Thirteenth Sunday in Ordinary Time
Today's Mass Readings
Miracles are an extraordinary form of God’s grace. In today’s Gospel reading, we are provided with two accounts of miracles performed by Jesus. In the first account, a woman who has been suffering from an affliction for twelve years touches Jesus’ cloak and is immediately healed. In the second account, a father asks Jesus to heal his daughter who is near death. When Jesus arrives at the house where the daughter is located, he finds a room full of people mourning because the child has already died. In response, Jesus takes the child by the hand and says “Little girl, I say to you, arise!” (Mk 5:41) In response, the little girl arose. In each of the miracles described today, Jesus is responding to those who have belief in him and in doing so he demonstrates God’s willingness to respond to our faith. In part, through miracles, God demonstrates his power over the physical world and death itself, and the miracles performed by Jesus attest that he is the Son of God. These gifts of extraordinary grace serve not only as a response to the faithful, but also as an invitation for others to believe. Yet we frequently find that this invitation is not recognized.
In our secular society, miracles are routinely ignored. When an event that cannot be explained by science occurs, our society is conditioned to write off these events as random chance, coincidence or luck. For many, the belief in nothing seems more reasonable than the belief in God. As Christians, we have been granted the grace to see God at work in both the ordinary and the inexplicable. We have made our choice to believe, and in doing so, we are open to seeing God’s response, which occurs all around us each day.

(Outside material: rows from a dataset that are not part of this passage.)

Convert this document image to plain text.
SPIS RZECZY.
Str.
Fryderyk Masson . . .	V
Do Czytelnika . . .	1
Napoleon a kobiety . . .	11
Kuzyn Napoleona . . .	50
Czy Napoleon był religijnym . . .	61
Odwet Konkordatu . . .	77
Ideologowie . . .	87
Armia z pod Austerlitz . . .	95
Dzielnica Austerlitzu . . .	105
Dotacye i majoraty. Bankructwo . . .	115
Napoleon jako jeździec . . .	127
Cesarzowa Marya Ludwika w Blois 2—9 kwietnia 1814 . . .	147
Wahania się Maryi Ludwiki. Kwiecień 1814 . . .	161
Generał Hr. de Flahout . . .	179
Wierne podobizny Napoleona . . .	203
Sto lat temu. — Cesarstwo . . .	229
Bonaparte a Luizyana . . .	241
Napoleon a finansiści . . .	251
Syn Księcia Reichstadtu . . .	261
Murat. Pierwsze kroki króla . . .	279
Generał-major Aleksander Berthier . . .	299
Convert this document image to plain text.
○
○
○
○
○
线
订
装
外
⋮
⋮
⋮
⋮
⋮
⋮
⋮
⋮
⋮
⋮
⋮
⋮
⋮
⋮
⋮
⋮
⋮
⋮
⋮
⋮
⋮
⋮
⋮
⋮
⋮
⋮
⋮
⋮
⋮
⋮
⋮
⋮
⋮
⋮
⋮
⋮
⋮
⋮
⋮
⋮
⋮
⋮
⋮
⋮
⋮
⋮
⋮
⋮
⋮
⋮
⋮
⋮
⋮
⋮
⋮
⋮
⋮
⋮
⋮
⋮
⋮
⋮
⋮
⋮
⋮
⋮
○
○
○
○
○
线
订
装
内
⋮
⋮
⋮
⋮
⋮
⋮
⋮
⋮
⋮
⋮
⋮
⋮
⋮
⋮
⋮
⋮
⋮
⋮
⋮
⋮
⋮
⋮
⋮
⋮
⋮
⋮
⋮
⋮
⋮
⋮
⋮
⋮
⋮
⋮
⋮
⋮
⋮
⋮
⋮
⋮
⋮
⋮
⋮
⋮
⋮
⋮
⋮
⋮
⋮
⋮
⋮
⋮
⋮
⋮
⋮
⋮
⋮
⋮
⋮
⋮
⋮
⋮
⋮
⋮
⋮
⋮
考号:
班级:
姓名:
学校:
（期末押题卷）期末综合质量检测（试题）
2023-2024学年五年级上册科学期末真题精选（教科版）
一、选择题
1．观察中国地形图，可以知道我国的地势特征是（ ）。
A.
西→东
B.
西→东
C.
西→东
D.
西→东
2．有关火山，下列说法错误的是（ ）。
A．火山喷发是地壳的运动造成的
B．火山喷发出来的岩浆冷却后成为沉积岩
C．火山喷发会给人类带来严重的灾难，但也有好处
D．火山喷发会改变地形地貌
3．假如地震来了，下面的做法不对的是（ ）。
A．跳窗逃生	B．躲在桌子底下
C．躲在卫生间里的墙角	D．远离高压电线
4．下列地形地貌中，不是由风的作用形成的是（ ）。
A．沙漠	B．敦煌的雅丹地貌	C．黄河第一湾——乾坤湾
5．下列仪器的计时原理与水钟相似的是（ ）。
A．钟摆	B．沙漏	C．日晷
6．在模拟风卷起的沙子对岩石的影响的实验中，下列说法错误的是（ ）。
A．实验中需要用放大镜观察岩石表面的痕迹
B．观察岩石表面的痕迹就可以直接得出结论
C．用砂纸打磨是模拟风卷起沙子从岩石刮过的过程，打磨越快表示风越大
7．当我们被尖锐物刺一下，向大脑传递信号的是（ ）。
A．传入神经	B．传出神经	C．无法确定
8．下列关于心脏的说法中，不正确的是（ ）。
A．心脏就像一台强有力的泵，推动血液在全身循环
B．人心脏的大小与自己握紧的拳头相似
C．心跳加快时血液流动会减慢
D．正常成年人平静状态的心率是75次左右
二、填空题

One of my favorite statements on the extraordinary grace of miracles was told to me by a priest. He indicated that almost every time someone was going to tell him about an extraordinary grace that had occurred in their life the person would begin by saying “you are not going to believe this.” He told me that he had heard this phrase a thousand times, but that his response was without exception the same. His response was always “I bet I will.”